Il est clair cependant que les personnes exposées professionnellement au contact d’animaux morts ou infectés par cet agent pathogène courent un risque plus élevé de contracter l’infection. Dans le cas récent du Texas, il est connu qu’à proximité de l’élevage de bovins, on trouvait souvent des oiseaux sauvages morts. Il est donc possible que le virus soit passé des oiseaux morts ou malades au bétail, via des excréments ou une contamination environnementale, et que ce dernier l’ait transmis à l’homme. Dans le cas du Colorado, l’individu concerné – un détenu dans une prison – a été infecté par des volailles testées positives à H5N1.

Comme indiqué, le virus a été détecté pour la première fois chez les vaches (et dans leur lait non pasteurisé) fin mars de cette année dans des élevages américains. Bien qu’il y ait une préoccupation pour la transmission potentielle par la consommation de produits laitiers, les CDC soulignent que la pasteurisation tue le virus, de plus, les industries laitières sont tenues de détruire le lait provenant d’animaux malades. Le risque de contagion par ces produits et par le bétail pour la population générale est donc considéré comme faible. Cela n’indique pas cependant que le virus A (H5N1) à haute pathogénicité ne soit pas étroitement surveillé par les experts. Il est en effet répandu dans le monde entier et responsable d’épidémies catastrophiques chez les animaux.

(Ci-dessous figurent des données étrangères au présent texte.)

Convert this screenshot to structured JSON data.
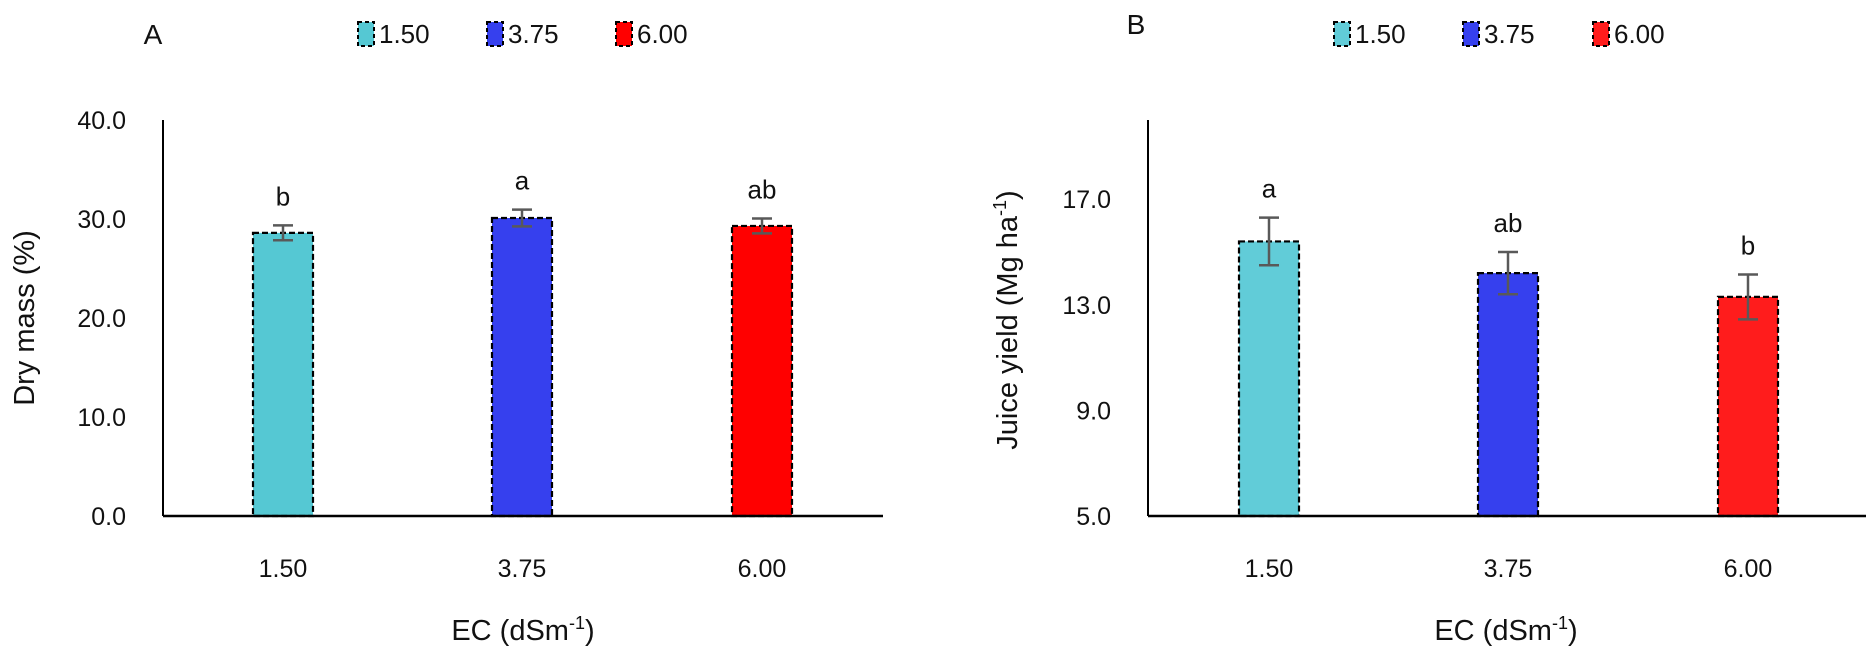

Le fait qu’il ne soit actuellement pas capable d’infecter efficacement l’homme n’indique pas qu’il ne puisse pas le faire à l’avenir, comme l’a souligné la Professeure Capua à Netcost-security.fr. « Nous savons que les virus grippaux peuvent se recombiner entre eux. Ils ont une sorte de ‘reproduction sexuelle’, donc un virus aviaire peut se combiner avec un virus porcin et donner naissance à un virus qui infecte l’homme. La conclusion est que le virus en l’état actuel ne semble pas capable de déclencher une pandémie, mais il pourrait le faire. »

Un fait significatif est que les scientifiques des CDC n’ont pas encore détecté de changements dans le virus qui le rendraient résistant aux antiviraux antigrippaux déjà approuvés. Nous devrions donc déjà avoir des armes efficaces à disposition pour le combattre en cas de saut d’espèce. En ce qui concerne les vaccins, des candidats sont en cours d’essais « qui peuvent fournir une protection raisonnable contre les virus de la grippe H5N1 ».